In the more pessimistic scenario, the GDP growth rate will be 6.2-6.5% only, as industrial production will decrease in the upcoming months due to lack of capital, higher input material prices, electricity shortage and the world’s oil market volatility. Meanwhile, the volume of cash in circulation increases dramatically as a result of the strong inflow of foreign direct investment and overseas remittance, thus putting pressure on inflation.
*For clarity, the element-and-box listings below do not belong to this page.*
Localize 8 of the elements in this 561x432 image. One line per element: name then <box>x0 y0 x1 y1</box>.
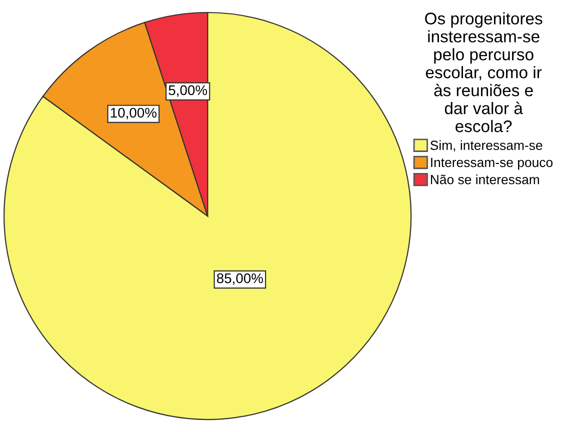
legend-label: Não se interessam <box>430 174 540 184</box>
data-label: 10,00% <box>110 108 156 120</box>
legend-label: Interessam-se pouco <box>431 158 553 170</box>
legend-title: Os progenitores insteressam-se pelo percurso escolar, como ir às reuniões e dar valor à escola? <box>425 12 542 132</box>
data-label: 5,00% <box>168 85 208 97</box>
legend-label: Sim, interessam-se <box>430 140 542 152</box>
data-label: 85,00% <box>216 273 263 285</box>
pie-slice <box>4 12 412 420</box>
In such disadvantageous conditions, the inflation rates in the upcoming months could reach 1.7-2.2%, pushing the inflation rate for the whole of 2008 to 31.5-33%.

Inflation rate will go down sharply in 2009

MPI’s group of experts gave two scenarios for economic growth in 2009 with different forecast figures, depending on the happenings in the last months of 2008.

In the first scenario, if inflation can be restrained at acceptable levels, the investment capital of society increases, the world’s crude oil price stays at $110-130/barrel, the steel price decreases a little, the national economy will retain stable growth. The indices will be as follows: GDP will increase by 7-7.5%, the inflation rate will increase by 13-15%, while the trade deficit will be curbed at $22.7bil. The total investments of society in 2009 will be higher than in 2008, equivalent to 41.06% of GDP, while the budget deficit will be 5.11% of GDP.

The second scenario gives more cautious forecasts in the event inflation cannot be curbed as successfully as hoped. Meanwhile, production may face difficulties due to the capital shortage and high interest rates. In this case, the government will continue cutting public investments and fighting to reduce the trade deficit.

In these conditions, the GDP growth rate will be 6-6.5% only in 2009, the inflation rate will be between 10% and 12%, while the trade deficit will be less than $20bil. The total investments of society will be at the same level as in 2008, while the budget deficit will be less than 4.8% of GDP.